Canvasbacks are a large diving duck. Breeding males have a gracefully sloped black bill, russet coloured head and canvas-white back, for which the species is named. Hens are coloured to blend with their surroundings while on the nest, and have a reddish-brown head, neck and chest, and a mottled light brown back.

Common name: Canvasbacks
Scientific name: Aythya valisineria
Diet: Omnivorous
Average life span: 10 years
Length: 48-56 cm
Weight: 862-1588 g

Food & Habitat

Canvasbacks inhabit lakes, ponds, rivers, potholes, woodland pools, and surrounding uplands.

They are physically specialized to consume subterranean plant parts and benthic invertebrates, and procure a great deal of their food by rooting through wetland bottoms with their bills.

Breeding & Population

Canvasbacks begin to pair during their return to breeding grounds in the spring. Drakes perform a number of impressive courtship displays during the breeding season. The hen selects the nest site and typically uses the same home range each year. The floating nest is constructed using vegetation and consists of a platform of interwoven plant material often in dense vegetation. The hen lays one egg a day, producing an average clutch of eight or nine eggs. In reaction to periods of extreme drought, the canvasback delays breeding or defers breeding altogether.
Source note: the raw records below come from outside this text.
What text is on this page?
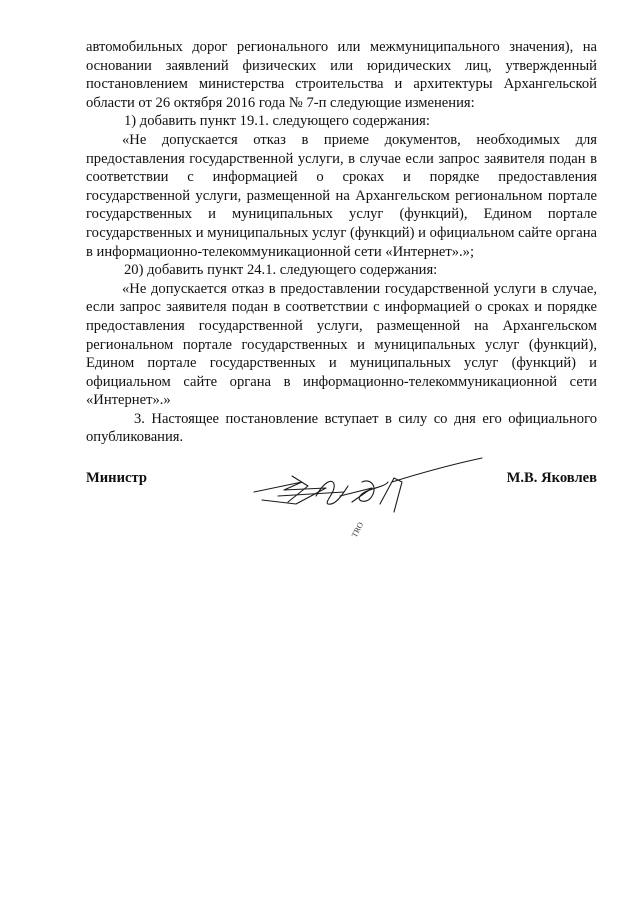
автомобильных дорог регионального или межмуниципального значения), на основании заявлений физических или юридических лиц, утвержденный постановлением министерства строительства и архитектуры Архангельской области от 26 октября 2016 года № 7-п следующие изменения:

1) добавить пункт 19.1. следующего содержания:

«Не допускается отказ в приеме документов, необходимых для предоставления государственной услуги, в случае если запрос заявителя подан в соответствии с информацией о сроках и порядке предоставления государственной услуги, размещенной на Архангельском региональном портале государственных и муниципальных услуг (функций), Едином портале государственных и муниципальных услуг (функций) и официальном сайте органа в информационно-телекоммуникационной сети «Интернет».»;

20) добавить пункт 24.1. следующего содержания:

«Не допускается отказ в предоставлении государственной услуги в случае, если запрос заявителя подан в соответствии с информацией о сроках и порядке предоставления государственной услуги, размещенной на Архангельском региональном портале государственных и муниципальных услуг (функций), Едином портале государственных и муниципальных услуг (функций) и официальном сайте органа в информационно-телекоммуникационной сети «Интернет».»

3. Настоящее постановление вступает в силу со дня его официального опубликования.

Министр	М.В. Яковлев
TRO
Canvasbacks breed from Alaska through the Yukon and western edge of the Northwest Territories to the parklands and mixed prairie of central North America.

Migration

Canvasbacks winter along three coasts, principally from San Pablo Bay along the Pacific, to coastal Louisiana, to the Chesapeake Bay on the Atlantic. Inland, Catahoula Lake in Louisiana has recently hosted the world’s largest single aggregation (sometimes > 70,000) of wintering canvasbacks.

Interesting facts

  • Canvasbacks are accomplished athletes. In the air, they are capable of speeds of more than 100 km/hr, and in the water, they can dive to depths exceeding 5 metres, although they mostly feed in shallower places.
  • The canvasback’s Latin name Aythya valisineria is derived from the Latin for wild celery, one of their favourite foods in the eastern portion of their range.
  • Female redheads find canvasbacks to be attractive surrogate mothers for their young. These hens lay their eggs in the nest of a female canvasback that has already initiated her own nest. Even canvasback hens sometimes will lay eggs in the nest of another canvasback. This act is termed ‘nest parasitism’ and it has a number of negative effects on the host.